Fed’in varlık alımlarını sona erdirme sinyali verdiği 2013 Mayıs ayından bugüne gelişmekte olan ülkelere portföy girişi önemli ölçüde zayıfl adı. IMF uzmanları para girişinin yavaşlamasının gelişmekte olan ülkelerde yeni bir ekonomik ve mali krizi tetikleyebileceğinden endişe ediyor.
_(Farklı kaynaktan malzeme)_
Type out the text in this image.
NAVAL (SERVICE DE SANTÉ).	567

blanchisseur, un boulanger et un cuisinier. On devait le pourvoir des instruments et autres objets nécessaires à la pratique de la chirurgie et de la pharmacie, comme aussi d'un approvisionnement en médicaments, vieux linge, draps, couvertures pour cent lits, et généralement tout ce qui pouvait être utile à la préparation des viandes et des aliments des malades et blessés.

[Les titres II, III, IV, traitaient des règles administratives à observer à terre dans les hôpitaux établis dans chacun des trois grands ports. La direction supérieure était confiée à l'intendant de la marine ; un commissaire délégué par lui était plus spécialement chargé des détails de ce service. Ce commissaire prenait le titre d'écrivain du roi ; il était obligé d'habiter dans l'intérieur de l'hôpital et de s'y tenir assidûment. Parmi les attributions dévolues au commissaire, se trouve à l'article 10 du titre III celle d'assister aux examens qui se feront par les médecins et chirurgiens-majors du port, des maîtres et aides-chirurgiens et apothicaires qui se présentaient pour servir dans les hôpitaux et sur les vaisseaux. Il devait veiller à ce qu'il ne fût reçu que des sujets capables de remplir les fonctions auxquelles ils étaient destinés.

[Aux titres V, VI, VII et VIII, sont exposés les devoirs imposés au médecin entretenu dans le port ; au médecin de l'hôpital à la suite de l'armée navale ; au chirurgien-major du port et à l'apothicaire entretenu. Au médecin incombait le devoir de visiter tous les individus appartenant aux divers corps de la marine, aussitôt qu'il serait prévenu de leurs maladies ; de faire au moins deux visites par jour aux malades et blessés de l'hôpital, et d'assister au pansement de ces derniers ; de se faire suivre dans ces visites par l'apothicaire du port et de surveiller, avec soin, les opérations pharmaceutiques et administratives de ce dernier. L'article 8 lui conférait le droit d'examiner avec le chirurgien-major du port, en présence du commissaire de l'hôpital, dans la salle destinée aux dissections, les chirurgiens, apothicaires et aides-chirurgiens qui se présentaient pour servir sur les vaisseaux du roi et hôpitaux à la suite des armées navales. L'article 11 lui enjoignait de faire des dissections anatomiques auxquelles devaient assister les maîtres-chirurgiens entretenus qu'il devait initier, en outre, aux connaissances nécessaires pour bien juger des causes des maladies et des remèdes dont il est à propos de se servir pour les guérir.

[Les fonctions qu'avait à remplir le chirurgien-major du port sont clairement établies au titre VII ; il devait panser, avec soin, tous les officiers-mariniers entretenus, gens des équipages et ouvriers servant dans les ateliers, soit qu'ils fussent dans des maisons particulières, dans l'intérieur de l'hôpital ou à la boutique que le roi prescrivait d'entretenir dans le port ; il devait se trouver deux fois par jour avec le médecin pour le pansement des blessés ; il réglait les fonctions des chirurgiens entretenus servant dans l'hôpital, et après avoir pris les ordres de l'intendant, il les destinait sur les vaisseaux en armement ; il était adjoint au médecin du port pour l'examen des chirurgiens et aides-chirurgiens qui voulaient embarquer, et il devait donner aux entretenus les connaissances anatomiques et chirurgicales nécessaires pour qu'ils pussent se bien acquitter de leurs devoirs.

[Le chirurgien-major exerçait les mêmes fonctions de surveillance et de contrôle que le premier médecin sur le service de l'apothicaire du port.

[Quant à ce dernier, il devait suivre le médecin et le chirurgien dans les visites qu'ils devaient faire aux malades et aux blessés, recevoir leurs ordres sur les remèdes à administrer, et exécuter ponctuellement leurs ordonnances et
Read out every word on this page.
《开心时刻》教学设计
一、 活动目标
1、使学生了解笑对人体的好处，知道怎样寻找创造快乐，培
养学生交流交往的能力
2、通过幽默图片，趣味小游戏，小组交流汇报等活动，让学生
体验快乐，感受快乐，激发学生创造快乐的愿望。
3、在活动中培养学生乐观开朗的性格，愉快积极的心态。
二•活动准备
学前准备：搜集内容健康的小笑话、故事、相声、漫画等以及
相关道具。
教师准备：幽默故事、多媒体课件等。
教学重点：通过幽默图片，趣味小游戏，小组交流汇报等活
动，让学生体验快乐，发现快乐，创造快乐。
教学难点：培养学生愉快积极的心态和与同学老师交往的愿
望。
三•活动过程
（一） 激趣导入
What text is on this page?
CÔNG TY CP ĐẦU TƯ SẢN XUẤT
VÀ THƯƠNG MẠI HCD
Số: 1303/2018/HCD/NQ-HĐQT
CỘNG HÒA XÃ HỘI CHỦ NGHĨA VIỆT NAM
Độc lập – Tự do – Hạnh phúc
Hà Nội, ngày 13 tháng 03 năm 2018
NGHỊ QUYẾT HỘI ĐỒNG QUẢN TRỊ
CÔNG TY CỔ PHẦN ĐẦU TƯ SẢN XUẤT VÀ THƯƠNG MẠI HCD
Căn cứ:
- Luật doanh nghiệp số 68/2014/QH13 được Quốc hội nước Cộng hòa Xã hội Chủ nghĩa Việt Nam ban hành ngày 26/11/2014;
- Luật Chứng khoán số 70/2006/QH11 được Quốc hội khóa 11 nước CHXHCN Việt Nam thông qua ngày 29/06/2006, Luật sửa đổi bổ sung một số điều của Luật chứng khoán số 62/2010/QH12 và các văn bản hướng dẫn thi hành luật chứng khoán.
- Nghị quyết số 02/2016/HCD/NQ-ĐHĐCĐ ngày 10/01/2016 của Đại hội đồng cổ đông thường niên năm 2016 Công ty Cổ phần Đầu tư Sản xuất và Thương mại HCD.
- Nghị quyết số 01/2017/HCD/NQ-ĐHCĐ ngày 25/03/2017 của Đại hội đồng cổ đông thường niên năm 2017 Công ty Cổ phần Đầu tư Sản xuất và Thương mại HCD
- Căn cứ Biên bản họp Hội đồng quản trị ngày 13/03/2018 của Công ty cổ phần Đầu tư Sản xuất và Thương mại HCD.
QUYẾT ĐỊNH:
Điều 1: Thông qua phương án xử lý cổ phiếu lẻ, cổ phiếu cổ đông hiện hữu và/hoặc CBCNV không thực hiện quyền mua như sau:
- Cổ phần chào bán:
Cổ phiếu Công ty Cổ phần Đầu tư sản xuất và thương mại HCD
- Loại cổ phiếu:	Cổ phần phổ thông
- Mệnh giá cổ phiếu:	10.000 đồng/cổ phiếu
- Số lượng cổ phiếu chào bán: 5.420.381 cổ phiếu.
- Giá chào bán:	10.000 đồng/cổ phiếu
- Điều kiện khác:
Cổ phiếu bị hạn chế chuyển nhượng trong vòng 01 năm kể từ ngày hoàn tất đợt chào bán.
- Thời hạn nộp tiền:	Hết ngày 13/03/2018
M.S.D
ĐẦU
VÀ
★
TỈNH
2010 yılında gelişmekte olan ülkelere para girişi milli gelirlerinin %3,7’si düzeyindeydi. 2014 yılının son çeyreği ile 2015’in ilk dokuz aylık döneminde gelişmekte olan ülkelerden milli gelirlerinin %1,2’si düzeyinde çıkış gerçekleşti.
Diğer bir deyişle gelişmekte olan ülkelere para girişindeki azalma milli gelirin %4,9’u düzeyinde gerçekleşti. Söz konusu tutarın yaklaşık yarısı Çin’den sermaye çıkışından ve Rusya’nın küresel olarak yalnızlaşmasından kaynaklandı.
Ancak portföy çıkışı bu iki ülke ile sınırlı kalmadı. Az ya da çok gelişmekte olan ülkelerin geneline yayılan bir çıkış ile karşıyayız. Küresel risk iştahına duyarlı Türkiye’de sermaye hareketlerinden payına düşeni fazlasıyla aldı. 2009 Nisan ayından Mayıs 2013’e kadar geçen dönemde Türkiye piyasalarına 65 milyar dolar tutarında portföy girişi olmuştu. Bu tutarın 12 milyar doları son 2,5 yıl içinde ülkeden çıktı.
IMF uzmanları para çıkışının arkasında iki temel neden görüyor: (i) Fed’in para politikasını normalleştirmesi; (ii) Gelişmekte olan ülkeler ile gelişmiş ülkeler arasındaki büyüme farkının yavaşlaması. IMF uzmanları uyarıyor. 1980 – 2015 döneminde gelişmekte olan ülkelerden büyük boyutlu para çıkışları sık sık ekonomik ve mali krizlere yol açtı. 2015 yılında yaşanan para çıkışı ve rezerv kaybı 2016 yılında da devam ederse gelişmekte olan ülkeler yeni bir krize girebilir.
Kriz tellallığı yapmanın anlamı yok. Türkiye’nin de içinde olduğu büyük gelişmekte olan ekonomiler geçmiş kriz dönemlerine göre çok daha güçlü. Kamu borcunun azalması, güçlü bankacılık sektörü, bağımsız merkez bankası ve esnek döviz kuru bu ülkelerin dışsal şoklara karşı daha dayanıklı olmasını sağlıyor. Ancak geçtiğimiz haftalarda gelişmekte olan piyasalardaki bahar havasının gerçekçi olmadığını da kabul etmek lazım. Gelişmekte olan ülkelerin temel derdi Fed’in faiz artırması veya Çin’in yavaşlaması kaynaklı riskler değil.
Gelişmekte olan ülkelerin çoğunluğu ‘orta gelir tuzağına’ yakalanmış durumda. Bu tuzaktan kurtulmak için ivedilikle ikinci – üçüncü nesil yapısal reformları yapmaları gerekiyor. Ancak bu reformları yapmak için gerekli politik irade mevcut değil.
Küresel likidite bol ve risk iştahı güçlü iken yabancı sermaye seçici değildi. Ancak dünya ekonomisinin yavaşlama sinyalleri verdiği ve iflas riskinin arttığı bir ortamda daha seçici olacaktır. Otel müdürünün verdiği yangın alarmını ciddiye almak lazım. Yoksa son 15 yılda elde ettiğimiz kazanımları bir gecede geri veririz.